Secondly, being a largely analogue beast (where even the digital playback elements are linked to, and play through, analogue circuitry) there's no reason why two 30-year-old original units would even sound the same. Finally, on many recordings where we think we hear a 909, it may in fact be a sample (possibly via a 12-bit ADA stage) - and heavily processed at that.
So it is with all this in mind, that Roland introduced the world to its next round of Boutique units utilising the ACB (Analog Circuit Behavior) modelling technology found on the earlier Aira TR-8 drum machines.
Remove the TR-09 from its box and the visual and functional similarity to the real thing is clear - albeit in a much reduced, battery-powered footprint. Unlike the original, the top panel is made of metal which helps make it feel more substantial than expected. Button placement is broadly similar, so anyone familiar with the 909 will be able to create Patterns and Tracks without reading the new manual. The ability to chain patterns was an annoying omission in the earlier TR-8.
Knobs have similar functions, though the parameter ranges are, in most cases, quite different to the real 909 test unit. One downside on the TR-09 is the size and feel of the knobs, making editing fiddly at times. There are some sub-functions littered throughout the interface, but these are generally indicated on the front panel.
The TR-8 had an increasing number of hidden key presses that became frustrating to remember. Although the TR-09 still only offers a basic four-digit LED display, there is at least a way of adding extra parameters more sensibly via the Edit button.

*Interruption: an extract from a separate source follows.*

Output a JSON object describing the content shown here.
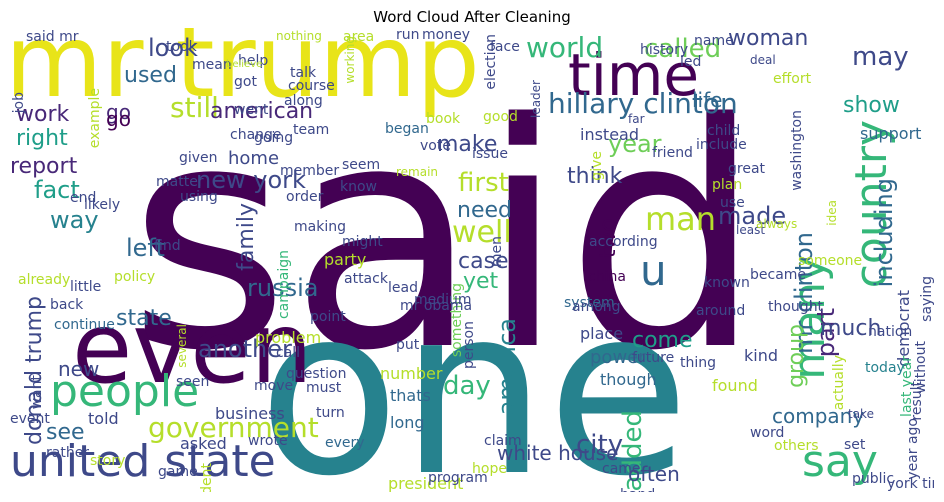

So far, it's possible to adjust internal gain for each sound, tuning for Rimshot, Clap and Hats, and decay for Rim, Clap, Crash and Ride. Roland has also added full Pan implementation in the latest update. Unlike the original you have full CC control via MIDI (and USB) of most parameters.
Turning back to sonic comparisons with a late model TR-909, the differences are striking. When the Snare and Clap play together, the TR-09 exhibits the expected phasing quality caused by the sounds sharing the same internal noise source - a good way to hear when samples are being used.
The one area where a break from exactly replicating the real thing might have been worth it would be in the ability to change the overall pitch of the kick drum. On this subject, Roland has remained silent on its overall approach to emulating the 909.
We suspect that it chose favourite sound versions from the various revisions - don't forget some people backwards mod their 909s for the V1 kick sound. Also the TR-909 main outs were known for removing a hefty chunk of the low-end due to overzealous DC-blocking capacitors in the mix path - something (thankfully) not included in the TR-09.
This begs the question as to why Roland couldn't be more explicit with all of this, and perhaps offer different mods for each voice based on authorised revisions (or even after-market mods).
Also, although additional outputs can be harnessed when connected to your DAW via USB (and hardware hacking is off-limits with DSP boxes of this type), we would like to have had at least a couple of extra analogue outs, even if accessed via an optional expansion port. Price may also be an issue. The TR-09 seems the wrong side of £300, though street prices may well fall with increased supply.
So, is it a TR-909? Well, we now know there's no such thing as a perfect 909, just one you prefer. The TR-09 sounds great and is fun to use. You choose - the decision could save you £2k.